Talento e sport: una volta partiti bisogna continuare
Cominciare, però, non è sufficiente. Esistono atleti capaci di uno sprint straordinario, così come talenti mossi da una spinta ineguagliabile capaci di proiettarsi immediatamente verso lo sviluppo pieno di ogni talento. Ma non è mai così semplice. Nessuna gara, neanche la più corta, si può basare solo sulla spinta iniziale. Ogni corsa ha bisogno di perseveranza. Del desiderio e della forza – mentale o fisica – per continuare a compiere quello sforzo. Uno sforzo che è fatto di mentalità, e più spesso di disciplina e sacrificio. Ogni talento si affina con l’allenamento, e anche se si è sinceramente appassionati di ciò per cui si è certi di avere un talento, ci sarà sempre un momento di fatica. Ogni allenamento stanca e prosciuga energie, anche solo fisiche. Un programma di allenamento e di sviluppo del talento, soprattutto se sportivo, in particolare quando tende a trasformare i giovanissimi in professionisti comporta delle rinunce, di relazioni, di affetti, di libertà. Qualche volta è inevitabile non avere voglia. Ma talento e sport – se sono un obiettivo, naturalmente, il discorso non vale se si parla di dinamiche ludiche o di socialità – richiedono continuità e impegno.

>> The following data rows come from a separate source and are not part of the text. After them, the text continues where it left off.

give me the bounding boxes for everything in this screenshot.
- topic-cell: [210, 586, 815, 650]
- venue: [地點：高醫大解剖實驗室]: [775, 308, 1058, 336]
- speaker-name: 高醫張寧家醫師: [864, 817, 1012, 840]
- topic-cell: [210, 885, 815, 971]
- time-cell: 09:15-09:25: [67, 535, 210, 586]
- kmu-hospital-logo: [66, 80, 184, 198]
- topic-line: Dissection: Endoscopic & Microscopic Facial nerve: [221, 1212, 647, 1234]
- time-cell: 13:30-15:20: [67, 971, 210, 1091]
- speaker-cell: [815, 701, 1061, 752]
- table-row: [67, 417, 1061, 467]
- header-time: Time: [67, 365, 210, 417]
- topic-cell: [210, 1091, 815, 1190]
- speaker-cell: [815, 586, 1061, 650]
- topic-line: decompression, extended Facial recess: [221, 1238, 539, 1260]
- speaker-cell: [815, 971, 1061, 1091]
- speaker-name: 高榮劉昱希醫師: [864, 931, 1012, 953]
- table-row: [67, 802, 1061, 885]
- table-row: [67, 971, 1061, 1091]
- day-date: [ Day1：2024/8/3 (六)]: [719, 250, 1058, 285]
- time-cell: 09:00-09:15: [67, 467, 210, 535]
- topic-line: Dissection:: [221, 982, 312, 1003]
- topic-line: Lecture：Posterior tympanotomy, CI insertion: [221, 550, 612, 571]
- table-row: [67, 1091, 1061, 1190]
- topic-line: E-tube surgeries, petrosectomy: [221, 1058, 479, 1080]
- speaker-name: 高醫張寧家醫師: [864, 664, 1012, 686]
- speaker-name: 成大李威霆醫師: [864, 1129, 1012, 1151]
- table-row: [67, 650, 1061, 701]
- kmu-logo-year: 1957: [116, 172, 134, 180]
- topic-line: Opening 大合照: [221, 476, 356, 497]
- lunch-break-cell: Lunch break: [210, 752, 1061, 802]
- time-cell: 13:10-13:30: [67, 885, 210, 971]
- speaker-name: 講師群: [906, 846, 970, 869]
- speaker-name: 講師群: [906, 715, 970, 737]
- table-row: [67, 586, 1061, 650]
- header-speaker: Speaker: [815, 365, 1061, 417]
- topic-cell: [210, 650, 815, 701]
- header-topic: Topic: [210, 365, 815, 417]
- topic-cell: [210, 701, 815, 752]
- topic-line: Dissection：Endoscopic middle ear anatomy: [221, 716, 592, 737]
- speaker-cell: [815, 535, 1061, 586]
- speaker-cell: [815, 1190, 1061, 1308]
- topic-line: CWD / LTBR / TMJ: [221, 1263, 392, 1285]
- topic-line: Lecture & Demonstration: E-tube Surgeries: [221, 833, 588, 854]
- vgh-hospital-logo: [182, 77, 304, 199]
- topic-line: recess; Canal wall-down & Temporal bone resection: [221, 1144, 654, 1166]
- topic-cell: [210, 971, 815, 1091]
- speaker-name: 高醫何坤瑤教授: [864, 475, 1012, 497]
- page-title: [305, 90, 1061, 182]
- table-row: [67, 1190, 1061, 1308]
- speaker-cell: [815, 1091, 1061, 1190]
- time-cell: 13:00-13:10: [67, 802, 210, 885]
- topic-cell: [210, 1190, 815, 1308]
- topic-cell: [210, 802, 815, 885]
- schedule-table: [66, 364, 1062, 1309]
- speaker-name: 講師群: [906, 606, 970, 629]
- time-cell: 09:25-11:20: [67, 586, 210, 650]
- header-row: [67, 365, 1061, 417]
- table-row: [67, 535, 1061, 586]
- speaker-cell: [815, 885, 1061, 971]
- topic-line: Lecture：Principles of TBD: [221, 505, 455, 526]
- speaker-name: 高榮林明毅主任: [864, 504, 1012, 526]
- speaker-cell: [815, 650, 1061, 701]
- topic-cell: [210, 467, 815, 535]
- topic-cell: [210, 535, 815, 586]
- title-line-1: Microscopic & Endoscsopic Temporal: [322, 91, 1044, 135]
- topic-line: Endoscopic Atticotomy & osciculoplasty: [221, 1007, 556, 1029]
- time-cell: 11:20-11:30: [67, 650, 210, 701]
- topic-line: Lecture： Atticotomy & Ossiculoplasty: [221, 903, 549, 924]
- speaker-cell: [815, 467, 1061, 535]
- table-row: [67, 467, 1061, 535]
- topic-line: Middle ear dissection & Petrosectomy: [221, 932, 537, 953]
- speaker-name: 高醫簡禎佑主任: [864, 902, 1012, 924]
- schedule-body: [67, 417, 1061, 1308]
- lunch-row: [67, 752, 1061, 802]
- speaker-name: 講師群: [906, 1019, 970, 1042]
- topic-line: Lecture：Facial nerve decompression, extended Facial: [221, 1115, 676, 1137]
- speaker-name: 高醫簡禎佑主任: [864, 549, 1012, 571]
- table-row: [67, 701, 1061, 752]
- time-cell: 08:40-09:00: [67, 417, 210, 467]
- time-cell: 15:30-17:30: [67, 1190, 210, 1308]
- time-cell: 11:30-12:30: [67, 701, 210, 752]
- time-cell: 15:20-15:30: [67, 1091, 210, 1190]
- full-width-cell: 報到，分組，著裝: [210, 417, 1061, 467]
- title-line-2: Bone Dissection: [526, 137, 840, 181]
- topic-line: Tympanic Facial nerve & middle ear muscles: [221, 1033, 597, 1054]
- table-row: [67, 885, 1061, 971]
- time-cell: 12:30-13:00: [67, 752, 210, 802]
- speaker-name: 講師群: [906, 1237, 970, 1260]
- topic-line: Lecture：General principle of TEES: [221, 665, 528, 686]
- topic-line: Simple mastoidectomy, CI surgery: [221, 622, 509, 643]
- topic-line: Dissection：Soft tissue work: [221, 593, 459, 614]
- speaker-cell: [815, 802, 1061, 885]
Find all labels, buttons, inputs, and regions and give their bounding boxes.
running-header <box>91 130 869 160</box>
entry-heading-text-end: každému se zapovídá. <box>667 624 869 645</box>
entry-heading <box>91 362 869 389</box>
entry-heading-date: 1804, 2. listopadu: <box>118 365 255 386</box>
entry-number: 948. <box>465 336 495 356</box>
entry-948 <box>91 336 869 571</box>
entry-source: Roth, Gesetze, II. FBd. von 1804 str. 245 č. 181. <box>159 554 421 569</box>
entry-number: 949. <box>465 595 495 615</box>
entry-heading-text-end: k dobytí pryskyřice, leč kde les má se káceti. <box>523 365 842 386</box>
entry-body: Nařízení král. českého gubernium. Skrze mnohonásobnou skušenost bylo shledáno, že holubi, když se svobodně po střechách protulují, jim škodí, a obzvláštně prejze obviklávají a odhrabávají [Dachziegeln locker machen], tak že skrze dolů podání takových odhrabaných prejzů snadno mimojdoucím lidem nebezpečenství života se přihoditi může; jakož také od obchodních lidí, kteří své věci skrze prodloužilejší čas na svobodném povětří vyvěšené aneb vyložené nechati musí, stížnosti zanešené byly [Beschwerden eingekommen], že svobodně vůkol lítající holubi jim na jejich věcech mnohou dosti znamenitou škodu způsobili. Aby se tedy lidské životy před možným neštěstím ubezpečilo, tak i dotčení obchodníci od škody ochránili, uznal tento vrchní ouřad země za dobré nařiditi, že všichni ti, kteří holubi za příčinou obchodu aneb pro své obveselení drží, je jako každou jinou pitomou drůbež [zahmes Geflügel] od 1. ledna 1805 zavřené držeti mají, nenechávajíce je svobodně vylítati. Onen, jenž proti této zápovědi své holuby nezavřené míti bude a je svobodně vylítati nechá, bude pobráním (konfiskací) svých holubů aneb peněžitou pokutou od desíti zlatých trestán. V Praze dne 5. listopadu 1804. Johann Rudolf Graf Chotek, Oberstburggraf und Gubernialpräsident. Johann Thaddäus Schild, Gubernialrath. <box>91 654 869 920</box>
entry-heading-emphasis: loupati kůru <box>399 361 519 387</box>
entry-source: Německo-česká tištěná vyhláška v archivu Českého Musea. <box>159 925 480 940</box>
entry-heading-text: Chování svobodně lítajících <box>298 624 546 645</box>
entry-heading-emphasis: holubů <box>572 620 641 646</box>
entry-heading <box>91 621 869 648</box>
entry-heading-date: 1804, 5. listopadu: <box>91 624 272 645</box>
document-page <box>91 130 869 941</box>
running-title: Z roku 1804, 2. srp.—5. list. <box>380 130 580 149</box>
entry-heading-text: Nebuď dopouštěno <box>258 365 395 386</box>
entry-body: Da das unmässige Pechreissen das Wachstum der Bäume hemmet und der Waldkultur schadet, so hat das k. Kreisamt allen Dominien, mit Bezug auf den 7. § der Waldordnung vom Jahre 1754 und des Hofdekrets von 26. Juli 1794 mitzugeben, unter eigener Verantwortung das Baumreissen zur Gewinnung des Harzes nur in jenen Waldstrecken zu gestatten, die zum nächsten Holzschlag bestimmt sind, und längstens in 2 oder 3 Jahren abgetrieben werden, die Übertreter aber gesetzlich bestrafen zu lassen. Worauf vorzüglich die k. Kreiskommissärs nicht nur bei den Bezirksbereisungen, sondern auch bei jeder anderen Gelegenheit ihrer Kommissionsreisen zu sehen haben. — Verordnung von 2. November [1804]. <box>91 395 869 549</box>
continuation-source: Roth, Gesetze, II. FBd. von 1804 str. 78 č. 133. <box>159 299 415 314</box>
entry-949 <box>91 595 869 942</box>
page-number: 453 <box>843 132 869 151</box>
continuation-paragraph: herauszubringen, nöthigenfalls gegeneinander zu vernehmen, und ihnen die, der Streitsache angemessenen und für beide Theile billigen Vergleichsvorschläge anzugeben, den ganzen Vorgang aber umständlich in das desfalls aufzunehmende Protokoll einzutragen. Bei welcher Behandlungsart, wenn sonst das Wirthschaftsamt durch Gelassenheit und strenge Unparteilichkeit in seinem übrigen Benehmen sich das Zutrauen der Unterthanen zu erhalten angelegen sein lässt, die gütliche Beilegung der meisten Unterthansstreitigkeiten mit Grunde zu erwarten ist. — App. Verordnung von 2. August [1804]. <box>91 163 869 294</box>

Cos’hanno in comune talento e sport? Bisogna saper cadere
C’è poi una terza fondamentale caratteristica, direttamente connessa con quelle su cui ci siamo soffermati sopra. Abbiamo detto che per sviluppare un talento occorre faticare, che correndo – anche solo i cento metri – esiste un momento in cui bisogna impegnarsi a continuare? Bene, esiste anche un momento, anche nella distanza più breve, in cui ci servirà di perdere l’equilibrio. Esistono – naturalmente – corse e percorsi verso il nostro talento che non vanno come ci aspetteremmo. Sviluppare un talento nello sport e non solo ha quindi bisogno anche di resistenza. Di capacità di reggere agli urti, allo stress, alla frustrazione, all’impressione che niente sia come vorremmo che fosse. Anche in questo talento e sport si somigliano e sono una buona metafora l’uno dell’altro. Il confronto, anche impietoso, con l’altro e con noi stessi può essere impietoso, abbastanza spesso capita di mettere in dubbio tutto. Talento e sport insegnano che una abilità che ogni abilità o presunta tale passa attraverso questo tipo di difficoltà. Se non la si accantona, ma al contrario si usano queste esperienze per correggere il tiro e migliorarsi, quel che emergerà da questo passaggio sarà un talento più puro, consapevole. Un talento maturo e pronto a mostrarsi al mondo al meglio delle sue possibilità.